La direction d’un centre d’art peut-elle être ‘‘l’affaire’’ d’un seul homme ? »

Je n’y suis pas resté longtemps, juste le temps d’entendre quelques affirmations : « je suis étonné qu’on se réengage sur un système qui visiblement ne marche pas. La crise aurait été l’occasion de faire des choses différemment, et d’essayer de frayer de nouveaux chemins. Le but n’est pas de faire en sorte que ce soit un lieu de débat sur les questions d’art et politique, juste de valoriser certains artistes.(…) On dirait qu’il y a avant tout la volonté de faire perdurer des valeurs de l’art contemporain et ce système organisé de relations entre le marché, les institutions, les collectionneurs, dominé par un aspect spéculatif. (...) Dans l’annonce pour la recherche d’un nouveau directeur, il n’y a rien qui permette de penser que le futur sera différent, rien qui ouvre une brèche laissant penser que la gouvernance interne ou la programmation artistique sera différente ».

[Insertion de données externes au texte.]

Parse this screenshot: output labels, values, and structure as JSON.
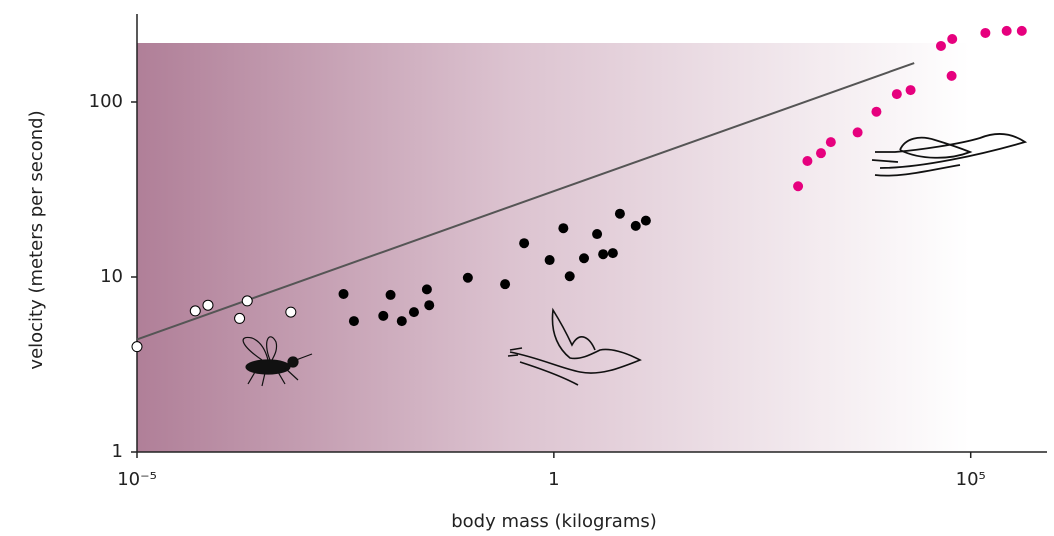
{
  "chart_data": {
    "type": "scatter",
    "x_label": "body mass (kilograms)",
    "y_label": "velocity (meters per second)",
    "xlog": true,
    "ylog": true,
    "xlim": [
      1e-05,
      800000
    ],
    "ylim": [
      1,
      300
    ],
    "xticks": [
      {
        "value": 1e-05,
        "label": "10⁻⁵"
      },
      1,
      {
        "value": 100000,
        "label": "10⁵"
      }
    ],
    "yticks": [
      1,
      10,
      100
    ],
    "series": [
      {
        "marker": "open",
        "color": "#000000",
        "x": [
          1e-05,
          5e-05,
          7.1e-05,
          0.00017,
          0.00021,
          0.0007
        ],
        "values": [
          4.0,
          6.4,
          6.9,
          5.8,
          7.3,
          6.3
        ]
      },
      {
        "marker": "filled",
        "color": "#000000",
        "x": [
          0.003,
          0.004,
          0.009,
          0.011,
          0.015,
          0.021,
          0.03,
          0.032,
          0.093,
          0.26,
          0.44,
          0.89,
          1.3,
          1.55,
          2.3,
          3.3,
          3.9,
          5.1,
          6.2,
          9.6,
          12.7
        ],
        "values": [
          8.0,
          5.6,
          6.0,
          7.9,
          5.6,
          6.3,
          8.5,
          6.9,
          9.9,
          9.1,
          15.6,
          12.5,
          19,
          10.1,
          12.8,
          17.6,
          13.5,
          13.7,
          23,
          19.6,
          21
        ]
      },
      {
        "marker": "filled",
        "color": "#e6007e",
        "x": [
          850,
          1100,
          1600,
          2100,
          4400,
          7400,
          13000,
          19000,
          44000,
          59000,
          60000,
          150000,
          270000,
          410000
        ],
        "values": [
          33,
          46,
          51,
          59,
          67,
          88,
          111,
          117,
          209,
          141,
          229,
          248,
          255,
          255
        ]
      },
      {
        "marker": "line",
        "color": "#555555",
        "x": [
          1e-05,
          21000
        ],
        "values": [
          4.4,
          167
        ]
      }
    ]
  }
}
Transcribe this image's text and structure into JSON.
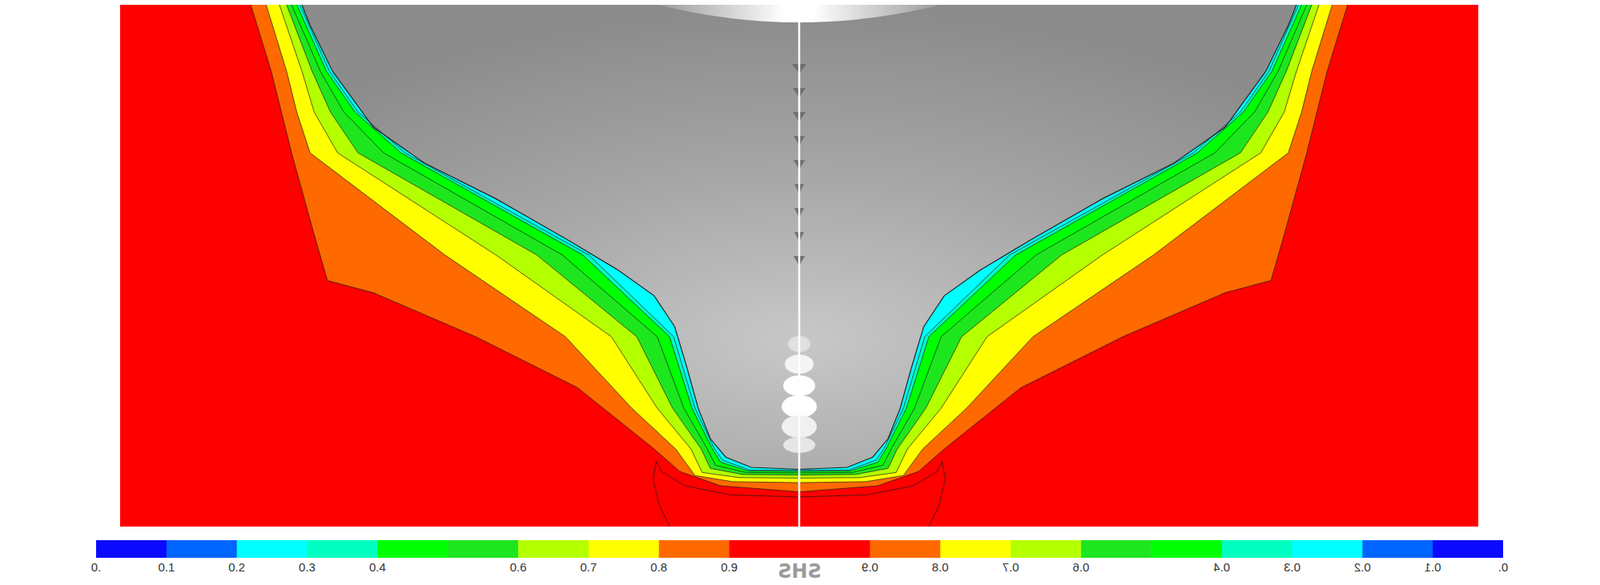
{
  "chart_data": {
    "type": "contour",
    "xlim": [
      -6.65,
      6.65
    ],
    "ylim": [
      0,
      5.11
    ],
    "tick_labels": false,
    "hull": {
      "x": [
        0,
        0.47,
        0.72,
        0.87,
        0.99,
        1.1,
        1.22,
        1.42,
        1.77,
        2.27,
        2.97,
        3.67,
        4.17,
        4.57,
        4.79,
        4.87
      ],
      "y": [
        0.56,
        0.58,
        0.68,
        0.86,
        1.16,
        1.56,
        1.96,
        2.26,
        2.51,
        2.81,
        3.21,
        3.56,
        3.91,
        4.46,
        4.91,
        5.11
      ]
    },
    "contours": [
      {
        "level": 0.3,
        "x": [
          0,
          0.49,
          0.75,
          0.83,
          1.02,
          1.23,
          2.06,
          3.86,
          4.32,
          4.6,
          4.89
        ],
        "y": [
          0.55,
          0.555,
          0.65,
          0.76,
          1.16,
          1.86,
          2.66,
          3.66,
          4.06,
          4.46,
          5.11
        ]
      },
      {
        "level": 0.4,
        "x": [
          0,
          0.5,
          0.77,
          0.85,
          1.05,
          1.27,
          2.12,
          3.9,
          4.35,
          4.63,
          4.92
        ],
        "y": [
          0.54,
          0.545,
          0.63,
          0.76,
          1.16,
          1.86,
          2.66,
          3.66,
          4.06,
          4.46,
          5.11
        ]
      },
      {
        "level": 0.5,
        "x": [
          0,
          0.52,
          0.82,
          0.9,
          1.13,
          1.39,
          2.32,
          4.07,
          4.46,
          4.69,
          4.97
        ],
        "y": [
          0.525,
          0.53,
          0.6,
          0.76,
          1.16,
          1.86,
          2.66,
          3.66,
          4.06,
          4.46,
          5.11
        ]
      },
      {
        "level": 0.6,
        "x": [
          0,
          0.55,
          0.87,
          0.96,
          1.24,
          1.59,
          2.57,
          4.32,
          4.59,
          4.77,
          5.02
        ],
        "y": [
          0.505,
          0.51,
          0.57,
          0.76,
          1.16,
          1.86,
          2.66,
          3.66,
          4.06,
          4.46,
          5.11
        ]
      },
      {
        "level": 0.7,
        "x": [
          0,
          0.59,
          0.95,
          1.06,
          1.39,
          1.84,
          2.97,
          4.52,
          4.75,
          4.87,
          5.09
        ],
        "y": [
          0.475,
          0.48,
          0.53,
          0.76,
          1.16,
          1.86,
          2.66,
          3.66,
          4.06,
          4.46,
          5.11
        ]
      },
      {
        "level": 0.8,
        "x": [
          0,
          0.65,
          1.02,
          1.21,
          1.64,
          2.29,
          3.47,
          4.79,
          4.92,
          5.02,
          5.22
        ],
        "y": [
          0.43,
          0.44,
          0.5,
          0.76,
          1.16,
          1.86,
          2.66,
          3.66,
          4.06,
          4.46,
          5.11
        ]
      },
      {
        "level": 0.9,
        "x": [
          0,
          0.77,
          1.17,
          1.42,
          2.17,
          3.17,
          4.17,
          4.62,
          4.75,
          4.97,
          5.17,
          5.37
        ],
        "y": [
          0.34,
          0.4,
          0.54,
          0.76,
          1.36,
          1.86,
          2.29,
          2.41,
          2.86,
          3.66,
          4.46,
          5.11
        ]
      },
      {
        "level": 0.95,
        "x": [
          0,
          0.67,
          1.12,
          1.35,
          1.4,
          1.43,
          1.37,
          1.27
        ],
        "y": [
          0.29,
          0.31,
          0.4,
          0.54,
          0.64,
          0.46,
          0.21,
          0
        ]
      }
    ],
    "colorbar": {
      "title": "SHS",
      "range": [
        0,
        1
      ],
      "ticks": [
        {
          "value": 0,
          "label": "0."
        },
        0.1,
        0.2,
        0.3,
        0.4,
        0.6,
        0.7,
        0.8,
        0.9
      ],
      "colors": [
        "#0a0aff",
        "#0064ff",
        "#00ffff",
        "#00ffc0",
        "#00ff00",
        "#1ee61e",
        "#b4ff00",
        "#ffff00",
        "#ff6a00",
        "#ff0000"
      ]
    }
  }
}
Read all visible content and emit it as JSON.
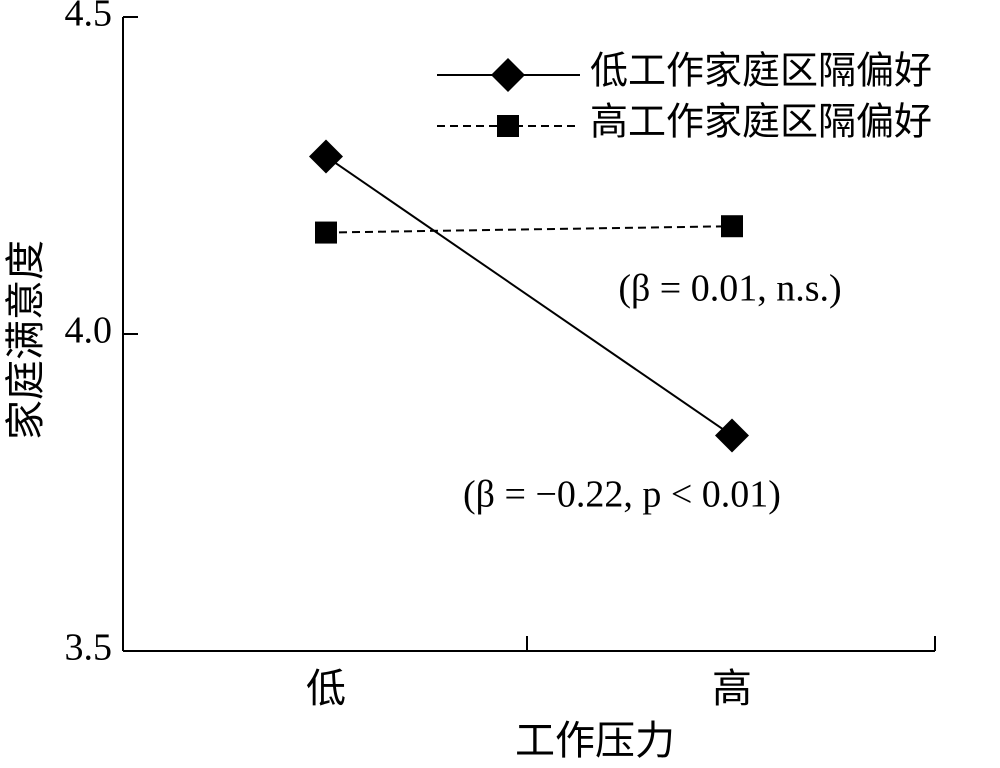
{
  "chart_data": {
    "type": "line",
    "x_label": "工作压力",
    "y_label": "家庭满意度",
    "categories": [
      "低",
      "高"
    ],
    "series": [
      {
        "name": "低工作家庭区隔偏好",
        "color": "#000000",
        "linestyle": "solid",
        "marker": "diamond",
        "values": [
          4.28,
          3.84
        ]
      },
      {
        "name": "高工作家庭区隔偏好",
        "color": "#000000",
        "linestyle": "dashed",
        "marker": "square",
        "values": [
          4.16,
          4.17
        ]
      }
    ],
    "annotations": [
      "(β = 0.01, n.s.)",
      "(β = −0.22, p < 0.01)"
    ],
    "ylim": [
      3.5,
      4.5
    ],
    "yticks": [
      3.5,
      {
        "value": 4,
        "label": "4.0"
      },
      4.5
    ],
    "legend": "upper right",
    "grid": false
  }
}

Dans la semaine du 15 au 19 février, le conseil d’administration va faire passer des entretiens pour trouver le nouveau directeur. Le nom sera connu d’ici avril, mais tout laisse à penser qu’à part la tête, rien ne changera. Au moment de sa création, le Magasin devait être « temporaire » : « le centre se veut un outil souple et expérimental, ses différentes missions devant pouvoir évoluer en fonction des mutations de la scène artistique et de l’ouverture du musée dans les années 1990 » (Grenoble mensuel, janvier 86). Trente ans plus tard, il est toujours là, et reflète encore plus les travers de l’époque, le règne de l’argent et le mépris des petites gens. Il y a certainement d’autres chemins à frayer pour l’art, mais ils sont loin des cadres du marché et du Magasin.

Notes

[1Sur ce sujet, voir Incultures les conférences gesticulées très instructives de Franck Lepage. http://www.scoplorage.org/

[2Sur ce sujet, voir Incultures les conférences gesticulées très instructives de Franck Lepage. http://www.scoplorage.org/

[3Le musée de Grenoble a acquis l’ œuvre de Mario Merz intitulée Cinq Doigts pour 190 000 euros. Selon le conseiller municipal Olivier Bertrand, la ville a pris « part au coût à 50 % seulement », ce qui fait quand même 95 000 euros (Le Daubé, 29/04/2015). Par ailleurs, le musée de Grenoble vient d’acquérir une œuvre de Morandi pour 1 100 000 euros, dont 270 000 de la ville de Grenoble.